How to Validate AI’s Validation
This is the question Tech Leads and QA Leads ask me most.
“AI says tests passed, can I trust it?”
Answer: Depends on what you validated.
Three Levels of Validation
Let me explain with an example.
Say AI wrote 50 tests for your checkout module, all passing.
Level 1: Did the Tests Run
Did CI run? All green? Any flaky tests?
This is the most basic. This level can be fully automated, no humans needed.
But “ran” doesn’t mean “tested correctly.”
Level 2: Did the Tests Test the Right Things
Open those 50 tests and look:
- Are assertions correct? (Confirming amount is 100, but is 100 the right number?)
- Is it testing what this function “should do”? (Or just what it “does”?)
- Are edge cases covered? (Zero, negative, extremely large amounts)
This level needs someone “who understands code” to review.
My experience: 15 minutes reviewing AI-written tests can save 3 hours of debugging.
Level 3: Do Tests Cover Business-Critical Paths
Go back to your “critical scenarios list”:
- Is “regular + pre-order mixed” covered?
- Is “high concurrency inventory deduction” covered?
- Is “VIP discount calculation” covered?
Even if those 50 tests are all technically correct, if they don’t cover these critical scenarios, the tests fail.
This level needs someone “who understands the business” to judge.
Actual Process
What I do now:
- Human defines critical scenarios list (What)
- Split work, ask AI to write in batches (control scope)
- Review AI’s tests (confirm How is correct)
- Cross-check against critical scenarios list (confirm What is covered)
- Run tests (AI executes)
- Final judgment: can we ship (human decides)
Steps 1 and 6, always human decisions.
Steps in between, human-AI collaboration.
This Isn’t Just About Testing
At this point, I want to say something bigger.
This article is about AI testing, but the underlying problem is more universal:
What should AI do?
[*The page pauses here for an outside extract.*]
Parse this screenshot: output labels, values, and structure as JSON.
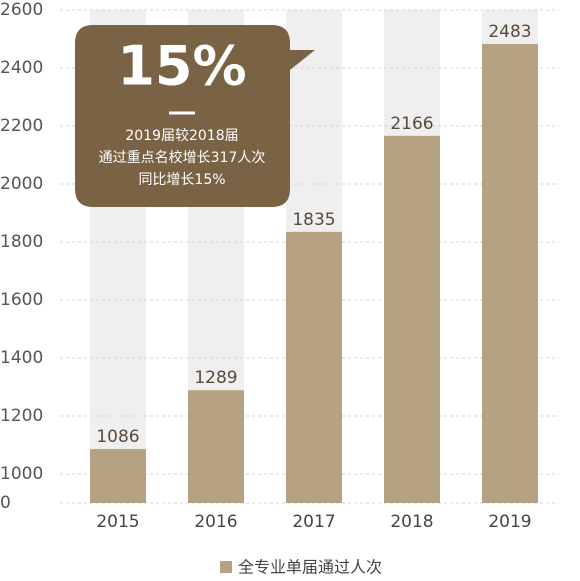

What should you do yourself? Where’s the boundary?
Testing is just one example. The answer: What stays with humans, How goes to AI.
This framework applies to many areas:
Writing code: – What = what feature to build, what problem to solve → human decides – How = how to implement, how to write the code → AI can help
Writing documentation: – What = who’s reading, what message to convey → human decides – How = how to organize paragraphs, how to phrase things → AI can help
Making decisions: – What = whether to do this, what’s the priority → human decides – How = how to execute, what are the steps → AI can help
The core skill of the AI era isn’t knowing how to use AI.
It’s knowing when to use it and when not to.
That’s judgment.
And judgment can only be built by yourself.